Market-implied price return probabilities for PFE for the 5.5-month period from now until January 20, 2023 (Source: Author’s calculations using options quotes from ETrade)

The market-implied outlook for the next 5.5 months is generally symmetric, with comparable probabilities of positive and negative returns of the same magnitude, although the peak in probability is slightly tilted to favor negative returns. The expected volatility calculated from this outlook is 28% (annualized), somewhat higher than the value I calculated in May of 2021, 22%.

To make it easier to compare the relative probabilities of positive and negative returns, I rotate the negative return side of the distribution about the vertical axis (see chart below).

market-implied outlook

Geoff Considine

Market-implied price return probabilities for PFE for the 5.5-month period from now until January 20, 2023. The negative return side of the distribution has been rotated about the vertical axis (Source: Author’s calculations using options quotes from ETrade)

While there are slightly elevated probabilities of small-magnitude negative returns (the dashed red line is above the solid blue line over the left 20% of the chart above), the probabilities of larger-magnitude returns favor positive outcomes. Overall, the probabilities of positive and negative outcomes match quite closely.
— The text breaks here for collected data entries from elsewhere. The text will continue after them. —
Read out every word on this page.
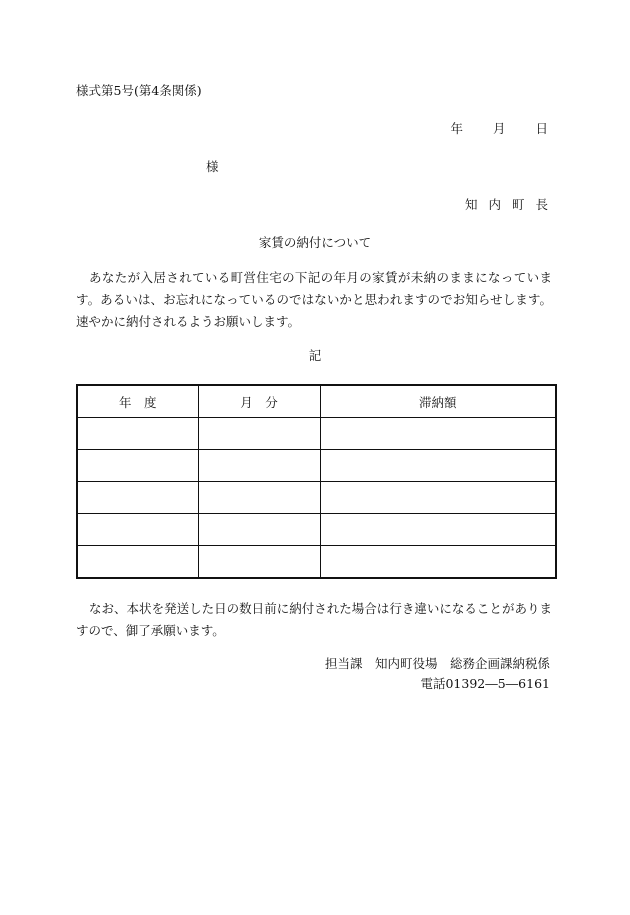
様式第5号(第4条関係)
年 月 日
様
知内町長
家賃の納付について
あなたが入居されている町営住宅の下記の年月の家賃が未納のままになっています。あるいは、お忘れになっているのではないかと思われますのでお知らせします。速やかに納付されるようお願いします。
記
年　度	月　分	滞納額

なお、本状を発送した日の数日前に納付された場合は行き違いになることがありますので、御了承願います。
担当課　知内町役場　総務企画課納税係
電話01392―5―6161
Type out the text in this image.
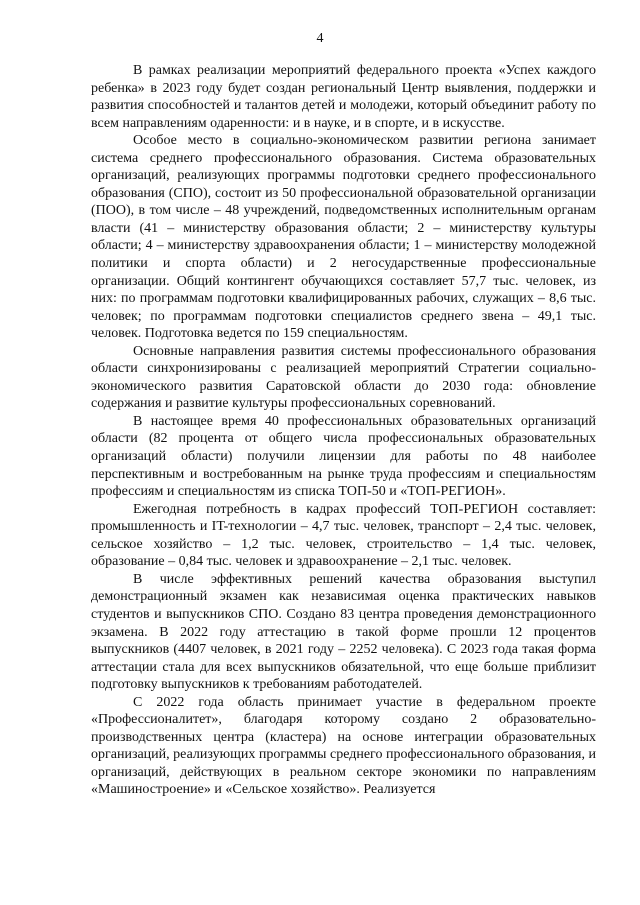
4

В рамках реализации мероприятий федерального проекта «Успех каждого ребенка» в 2023 году будет создан региональный Центр выявления, поддержки и развития способностей и талантов детей и молодежи, который объединит работу по всем направлениям одаренности: и в науке, и в спорте, и в искусстве.

Особое место в социально-экономическом развитии региона занимает система среднего профессионального образования. Система образовательных организаций, реализующих программы подготовки среднего профессионального образования (СПО), состоит из 50 профессиональной образовательной организации (ПОО), в том числе – 48 учреждений, подведомственных исполнительным органам власти (41 – министерству образования области; 2 – министерству культуры области; 4 – министерству здравоохранения области; 1 – министерству молодежной политики и спорта области) и 2 негосударственные профессиональные организации. Общий контингент обучающихся составляет 57,7 тыс. человек, из них: по программам подготовки квалифицированных рабочих, служащих – 8,6 тыс. человек; по программам подготовки специалистов среднего звена – 49,1 тыс. человек. Подготовка ведется по 159 специальностям.

Основные направления развития системы профессионального образования области синхронизированы с реализацией мероприятий Стратегии социально-экономического развития Саратовской области до 2030 года: обновление содержания и развитие культуры профессиональных соревнований.

В настоящее время 40 профессиональных образовательных организаций области (82 процента от общего числа профессиональных образовательных организаций области) получили лицензии для работы по 48 наиболее перспективным и востребованным на рынке труда профессиям и специальностям профессиям и специальностям из списка ТОП-50 и «ТОП-РЕГИОН».

Ежегодная потребность в кадрах профессий ТОП-РЕГИОН составляет: промышленность и IT-технологии – 4,7 тыс. человек, транспорт – 2,4 тыс. человек, сельское хозяйство – 1,2 тыс. человек, строительство – 1,4 тыс. человек, образование – 0,84 тыс. человек и здравоохранение – 2,1 тыс. человек.

В числе эффективных решений качества образования выступил демонстрационный экзамен как независимая оценка практических навыков студентов и выпускников СПО. Создано 83 центра проведения демонстрационного экзамена. В 2022 году аттестацию в такой форме прошли 12 процентов выпускников (4407 человек, в 2021 году – 2252 человека). С 2023 года такая форма аттестации стала для всех выпускников обязательной, что еще больше приблизит подготовку выпускников к требованиям работодателей.

С 2022 года область принимает участие в федеральном проекте «Профессионалитет», благодаря которому создано 2 образовательно-производственных центра (кластера) на основе интеграции образовательных организаций, реализующих программы среднего профессионального образования, и организаций, действующих в реальном секторе экономики по направлениям «Машиностроение» и «Сельское хозяйство». Реализуется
Theory indicates that the market-implied outlook is expected to have a negative bias because investors, in aggregate, are risk averse and thus tend to pay more than fair value for downside protection. There is no way to measure the magnitude of this bias, or whether it is even present, however. Considering this potential bias, the market-implied outlook is interpreted as neutral to slightly bullish.

Summary

The market is substantially discounting PFE’s future earnings, even as the company continues to beat expectations. The company has had a substantial earnings windfall from the COVID vaccine and Paxlovid, so it is certainly reasonable to be cautious in the outlook. At the current low valuation, however, the shares look reasonable. The Wall Street consensus rating is bullish, with a 12-month consensus outlook that implies an expected total return of 18.2% to 19.8%.

As a rule of thumb for a buy rating, I want to see an expected return that is at least ½ the expected annualized volatility (28% from the market-implied outlook). PFE is substantially above this threshold, taking the consensus price target at face value. The market-implied outlook is neutral to slightly bullish, and looks more favorable than in May of 2021. In addition, the stock’s low beta provides some portfolio ballast against ongoing volatility. I am maintaining my bullish/buy rating on PFE.